Dieser Gastbeitrag von Marcel Fratzscher erschien am 18. Februar 2024 in der Welt am Sonntag.
Die bekanntgewordenen Vorschläge der Parteien gehen in fünf zentralen Punkten an der heutigen Problematik vorbei. Zum einen fokussieren sie sich einseitig auf vermeintliche Probleme, anstatt Chancen und Stärken zu mobilisieren. FDP und CDU/CSU springen mit ihren Forderungen auf die miesmacherische Stimmung im Land auf, die der wirtschaftlichen Realität jedoch nicht gerecht wird. Verantwortungsvolle und kluge Vorschläge zeichnen sich dadurch aus, dass sie realistisch, konstruktiv und konkret sind. Weder die Vorschläge von CDU/CSU noch von der FDP erfüllen diese Voraussetzungen. Sie verstärken eher eine negative Stimmung und könnten damit mehr Schaden als Nutzen anrichten.
Zum zweiten hat Deutschland heute wirtschaftlich kein konjunkturelles, sondern ein strukturelles Problem.
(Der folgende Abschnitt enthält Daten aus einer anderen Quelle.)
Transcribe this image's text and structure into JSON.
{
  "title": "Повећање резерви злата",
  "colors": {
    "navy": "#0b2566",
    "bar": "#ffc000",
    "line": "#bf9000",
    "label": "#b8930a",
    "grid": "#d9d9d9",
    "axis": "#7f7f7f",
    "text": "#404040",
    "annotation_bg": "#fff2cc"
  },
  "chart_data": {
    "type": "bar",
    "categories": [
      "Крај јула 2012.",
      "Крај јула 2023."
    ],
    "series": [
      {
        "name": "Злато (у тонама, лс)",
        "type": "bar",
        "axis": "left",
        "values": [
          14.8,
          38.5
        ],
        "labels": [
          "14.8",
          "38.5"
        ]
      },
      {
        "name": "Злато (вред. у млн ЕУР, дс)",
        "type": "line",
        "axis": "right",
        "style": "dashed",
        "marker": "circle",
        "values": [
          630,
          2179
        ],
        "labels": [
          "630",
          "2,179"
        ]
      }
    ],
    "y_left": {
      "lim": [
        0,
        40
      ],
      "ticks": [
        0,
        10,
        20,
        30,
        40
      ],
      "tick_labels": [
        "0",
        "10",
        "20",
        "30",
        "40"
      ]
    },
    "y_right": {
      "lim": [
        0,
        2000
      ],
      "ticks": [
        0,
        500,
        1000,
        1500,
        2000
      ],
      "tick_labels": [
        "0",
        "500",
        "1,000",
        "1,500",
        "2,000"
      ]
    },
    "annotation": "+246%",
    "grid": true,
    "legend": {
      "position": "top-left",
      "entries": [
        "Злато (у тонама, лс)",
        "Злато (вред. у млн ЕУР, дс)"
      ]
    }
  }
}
Die Unternehmen müssen die ökologische und digitale Transformation sowie die veränderte Globalisierung gleichzeitig und zügig bewältigen, um im globalen Wettbewerb zu bestehen und als Chance nutzen zu können. Ein Konjunkturprogramm, das Unternehmen kurzfristig mit mehr Geld beglücken soll, wird lediglich ein konjunkturelles Strohfeuer entfachen.
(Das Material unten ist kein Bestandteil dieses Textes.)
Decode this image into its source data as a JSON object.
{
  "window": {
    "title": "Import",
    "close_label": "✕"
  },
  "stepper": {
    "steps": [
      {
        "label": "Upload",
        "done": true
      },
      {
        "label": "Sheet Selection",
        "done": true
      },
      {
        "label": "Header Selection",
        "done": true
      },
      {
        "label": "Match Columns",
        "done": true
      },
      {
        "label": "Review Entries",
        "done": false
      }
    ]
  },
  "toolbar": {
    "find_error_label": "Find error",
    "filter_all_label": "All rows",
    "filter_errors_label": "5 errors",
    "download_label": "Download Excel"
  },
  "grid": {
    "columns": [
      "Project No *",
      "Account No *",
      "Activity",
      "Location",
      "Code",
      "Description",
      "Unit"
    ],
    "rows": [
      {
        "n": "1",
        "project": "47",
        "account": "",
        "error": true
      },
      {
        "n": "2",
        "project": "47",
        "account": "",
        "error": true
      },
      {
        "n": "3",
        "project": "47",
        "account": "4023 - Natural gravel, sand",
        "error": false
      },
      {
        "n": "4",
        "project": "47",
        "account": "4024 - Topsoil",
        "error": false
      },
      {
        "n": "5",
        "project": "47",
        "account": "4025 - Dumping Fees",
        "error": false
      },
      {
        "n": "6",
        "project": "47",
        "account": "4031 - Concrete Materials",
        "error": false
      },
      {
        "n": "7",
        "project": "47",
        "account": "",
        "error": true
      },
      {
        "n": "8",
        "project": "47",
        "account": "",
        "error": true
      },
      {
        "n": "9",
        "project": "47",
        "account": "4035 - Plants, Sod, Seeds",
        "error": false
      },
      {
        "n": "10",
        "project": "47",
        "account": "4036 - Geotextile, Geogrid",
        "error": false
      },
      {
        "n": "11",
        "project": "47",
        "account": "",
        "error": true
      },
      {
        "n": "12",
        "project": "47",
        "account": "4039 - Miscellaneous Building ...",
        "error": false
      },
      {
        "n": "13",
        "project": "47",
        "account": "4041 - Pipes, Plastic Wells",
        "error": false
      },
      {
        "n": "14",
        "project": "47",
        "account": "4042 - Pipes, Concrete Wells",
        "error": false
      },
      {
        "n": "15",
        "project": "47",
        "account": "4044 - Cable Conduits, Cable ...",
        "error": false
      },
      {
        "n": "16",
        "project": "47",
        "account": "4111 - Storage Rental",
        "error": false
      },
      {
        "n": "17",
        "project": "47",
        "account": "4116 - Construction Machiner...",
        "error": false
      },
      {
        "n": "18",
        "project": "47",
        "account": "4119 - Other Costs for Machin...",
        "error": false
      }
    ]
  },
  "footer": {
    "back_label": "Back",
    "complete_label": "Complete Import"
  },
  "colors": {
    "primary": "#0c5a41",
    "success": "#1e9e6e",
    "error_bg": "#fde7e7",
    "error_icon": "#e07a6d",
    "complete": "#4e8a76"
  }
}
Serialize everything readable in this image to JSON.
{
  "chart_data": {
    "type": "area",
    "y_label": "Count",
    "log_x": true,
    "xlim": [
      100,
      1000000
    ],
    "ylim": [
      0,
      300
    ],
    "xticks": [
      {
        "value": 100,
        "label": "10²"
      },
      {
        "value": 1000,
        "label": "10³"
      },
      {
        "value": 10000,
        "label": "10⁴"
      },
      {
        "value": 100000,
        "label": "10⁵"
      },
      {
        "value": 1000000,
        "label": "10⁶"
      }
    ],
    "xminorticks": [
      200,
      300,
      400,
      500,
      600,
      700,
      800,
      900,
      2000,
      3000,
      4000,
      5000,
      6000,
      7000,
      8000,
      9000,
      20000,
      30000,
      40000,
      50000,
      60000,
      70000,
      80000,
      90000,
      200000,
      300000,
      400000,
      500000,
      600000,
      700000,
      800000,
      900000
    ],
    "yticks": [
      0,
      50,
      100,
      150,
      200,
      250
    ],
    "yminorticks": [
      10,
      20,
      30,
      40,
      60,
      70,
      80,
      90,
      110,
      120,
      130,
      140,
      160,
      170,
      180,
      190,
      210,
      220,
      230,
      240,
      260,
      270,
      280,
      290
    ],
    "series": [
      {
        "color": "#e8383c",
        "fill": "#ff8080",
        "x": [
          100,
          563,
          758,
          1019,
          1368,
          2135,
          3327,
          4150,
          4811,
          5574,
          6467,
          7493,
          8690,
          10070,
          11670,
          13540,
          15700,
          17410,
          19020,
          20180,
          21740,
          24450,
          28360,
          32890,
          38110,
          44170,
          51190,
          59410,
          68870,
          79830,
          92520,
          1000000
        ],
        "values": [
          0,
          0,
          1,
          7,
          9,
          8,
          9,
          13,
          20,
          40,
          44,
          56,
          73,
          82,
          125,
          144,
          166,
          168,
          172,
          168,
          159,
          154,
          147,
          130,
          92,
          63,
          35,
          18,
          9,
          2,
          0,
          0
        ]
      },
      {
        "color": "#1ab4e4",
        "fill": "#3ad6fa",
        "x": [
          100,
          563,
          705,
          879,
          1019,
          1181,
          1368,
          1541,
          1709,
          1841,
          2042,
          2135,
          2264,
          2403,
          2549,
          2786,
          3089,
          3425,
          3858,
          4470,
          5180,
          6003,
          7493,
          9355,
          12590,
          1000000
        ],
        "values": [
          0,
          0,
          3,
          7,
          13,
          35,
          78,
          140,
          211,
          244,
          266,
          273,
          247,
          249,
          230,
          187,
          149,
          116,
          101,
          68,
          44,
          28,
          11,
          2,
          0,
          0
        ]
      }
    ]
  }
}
Als drittes zielen die beiden Programme eher auf das Zementieren des Status quo ab, anstatt die Rahmenbedingungen für alle Unternehmen zu verbessern. Transformation erfordert Veränderung. Innovationen und neue Ideen werden nur dann entstehen können, wenn alte Ideen und Strukturen sich grundlegend wandeln. Es ist gut und notwendig, wenn Unternehmen wie Miele einen Teil ihrer arbeitsintensiven Produktion in Länder wie Polen verlagern, oder Unternehmen ihre energieintensive Produktion in die USA verschieben, wo die Kosten niedriger sind. Solche Verschiebungen sind notwendig, um Unternehmen als Ganzes zu stärken. Ziel einer klugen Wirtschaftspolitik kann nicht der Erhalt von Unternehmen und Produktionen per se sein, sondern die Stärkung von Innovationsfähigkeit und der Erhalt guter Arbeitsplätze. Der Versuch, existierende Strukturen zu zementieren, wird die Deindustrialisierung langfristig beschleunigen.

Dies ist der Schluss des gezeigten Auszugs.